DRUCKEN

Umsetzung der Verordnung zur arbeitsmedizinischen Vorsorge an Förderschulen in RLP

Sehr geehrte Damen und Herren,

als Lehrkraft und Pädagogische Fachkraft an einer Förderschule mit den (Förder-)Schwerpunkten ganzheitliche (G), motorische (M) und sozial-emotionale (E) Entwicklung, kann es sein, dass Sie regelmäßig engen Körperkontakt mit Schülerinnen und Schülern haben. Insbesondere bei Tätigkeiten im Rahmen der Förderpflege wie z. B. windeln, waschen, füttern, sondieren, katheterisieren aber auch durch aggressives Verhalten von Schülerinnen und Schülern besteht die Möglichkeit, dass Sie mit potentiell infektiösen Körperflüssigkeiten und/oder Körperausscheidungen in Kontakt kommen.

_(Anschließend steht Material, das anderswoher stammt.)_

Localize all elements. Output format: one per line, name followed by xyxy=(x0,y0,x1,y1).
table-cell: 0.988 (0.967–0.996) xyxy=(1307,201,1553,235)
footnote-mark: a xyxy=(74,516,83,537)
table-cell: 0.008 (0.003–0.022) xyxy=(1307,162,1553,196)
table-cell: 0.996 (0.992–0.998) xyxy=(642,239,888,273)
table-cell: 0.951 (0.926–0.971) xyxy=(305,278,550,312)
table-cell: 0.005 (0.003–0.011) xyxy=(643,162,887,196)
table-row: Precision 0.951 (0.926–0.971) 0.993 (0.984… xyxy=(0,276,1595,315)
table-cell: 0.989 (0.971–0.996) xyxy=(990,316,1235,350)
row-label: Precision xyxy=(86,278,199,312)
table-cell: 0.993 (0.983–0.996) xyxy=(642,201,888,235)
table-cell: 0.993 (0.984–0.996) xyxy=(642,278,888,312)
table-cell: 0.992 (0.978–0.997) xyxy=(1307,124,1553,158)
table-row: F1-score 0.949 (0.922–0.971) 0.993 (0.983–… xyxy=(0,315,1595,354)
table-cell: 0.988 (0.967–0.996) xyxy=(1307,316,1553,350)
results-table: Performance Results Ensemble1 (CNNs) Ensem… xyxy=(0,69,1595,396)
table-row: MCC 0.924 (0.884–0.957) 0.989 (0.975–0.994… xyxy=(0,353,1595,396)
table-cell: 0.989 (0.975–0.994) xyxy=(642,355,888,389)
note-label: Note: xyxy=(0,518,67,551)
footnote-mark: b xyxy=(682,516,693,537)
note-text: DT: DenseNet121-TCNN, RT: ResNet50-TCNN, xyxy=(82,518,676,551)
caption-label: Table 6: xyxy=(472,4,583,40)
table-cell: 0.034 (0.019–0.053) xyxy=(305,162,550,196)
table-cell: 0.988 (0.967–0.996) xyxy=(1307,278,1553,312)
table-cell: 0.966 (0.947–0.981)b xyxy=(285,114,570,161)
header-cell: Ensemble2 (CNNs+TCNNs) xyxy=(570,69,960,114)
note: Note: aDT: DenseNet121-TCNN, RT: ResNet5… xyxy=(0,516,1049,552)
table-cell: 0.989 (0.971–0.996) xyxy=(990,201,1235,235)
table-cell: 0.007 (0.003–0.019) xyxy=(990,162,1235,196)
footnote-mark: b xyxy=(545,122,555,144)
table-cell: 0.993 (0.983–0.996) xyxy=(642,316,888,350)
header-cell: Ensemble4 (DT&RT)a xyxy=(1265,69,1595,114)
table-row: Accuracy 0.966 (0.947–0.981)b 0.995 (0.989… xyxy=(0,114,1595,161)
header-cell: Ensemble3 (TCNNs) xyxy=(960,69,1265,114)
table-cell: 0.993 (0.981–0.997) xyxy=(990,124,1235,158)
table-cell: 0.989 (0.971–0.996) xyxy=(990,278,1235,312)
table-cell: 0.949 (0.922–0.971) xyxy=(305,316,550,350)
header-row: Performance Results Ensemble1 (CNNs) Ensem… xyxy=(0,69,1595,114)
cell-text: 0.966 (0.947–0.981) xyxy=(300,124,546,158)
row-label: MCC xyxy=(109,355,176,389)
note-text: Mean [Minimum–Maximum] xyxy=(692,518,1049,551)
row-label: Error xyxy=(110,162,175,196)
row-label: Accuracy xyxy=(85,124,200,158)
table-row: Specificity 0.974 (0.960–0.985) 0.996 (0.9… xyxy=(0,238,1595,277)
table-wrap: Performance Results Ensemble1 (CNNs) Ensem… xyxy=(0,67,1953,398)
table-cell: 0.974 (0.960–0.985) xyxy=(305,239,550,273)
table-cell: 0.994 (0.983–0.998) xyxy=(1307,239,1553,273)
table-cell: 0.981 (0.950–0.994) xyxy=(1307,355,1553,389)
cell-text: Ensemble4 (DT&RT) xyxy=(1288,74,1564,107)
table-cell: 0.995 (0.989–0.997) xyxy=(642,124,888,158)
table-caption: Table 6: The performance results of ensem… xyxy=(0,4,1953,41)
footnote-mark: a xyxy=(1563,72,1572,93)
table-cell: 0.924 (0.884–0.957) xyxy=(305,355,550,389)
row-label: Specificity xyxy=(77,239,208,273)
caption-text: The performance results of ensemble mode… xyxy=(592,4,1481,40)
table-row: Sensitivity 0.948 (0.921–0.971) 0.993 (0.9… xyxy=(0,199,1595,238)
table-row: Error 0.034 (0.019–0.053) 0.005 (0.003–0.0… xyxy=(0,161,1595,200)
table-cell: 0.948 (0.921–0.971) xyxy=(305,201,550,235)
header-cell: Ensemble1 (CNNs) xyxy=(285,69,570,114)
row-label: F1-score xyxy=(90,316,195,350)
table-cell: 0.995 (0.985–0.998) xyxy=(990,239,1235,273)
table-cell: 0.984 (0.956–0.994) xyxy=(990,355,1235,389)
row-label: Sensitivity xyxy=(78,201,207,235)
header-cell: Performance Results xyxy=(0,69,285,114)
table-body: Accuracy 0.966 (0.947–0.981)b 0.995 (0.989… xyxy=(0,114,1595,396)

Um ein tätigkeitsbedingtes Infektionsrisiko (speziell gegenüber Hepatitis A und Hepatitis B) möglichst vorausschauend zu minimieren, fordert der Gesetzgeber im Arbeitsschutzgesetz und der Biostoffverordnung die umfassende Ermittlung und Bewertung vorhandener Infektionsrisiken am Arbeitsplatz (Gefährdungsbeurteilung). Auf der Grundlage der Gefährdungsbeurteilung ist der Dienstherr verpflichtet, falls erforderlich, eine dem individuellen Risikoprofil entsprechende arbeitsmedizinische Vorsorge sicherzustellen. Unterschieden wird hierbei unter anderem in die so genannte Angebots- und Pflichtvorsorge (ArbMedVV:2013).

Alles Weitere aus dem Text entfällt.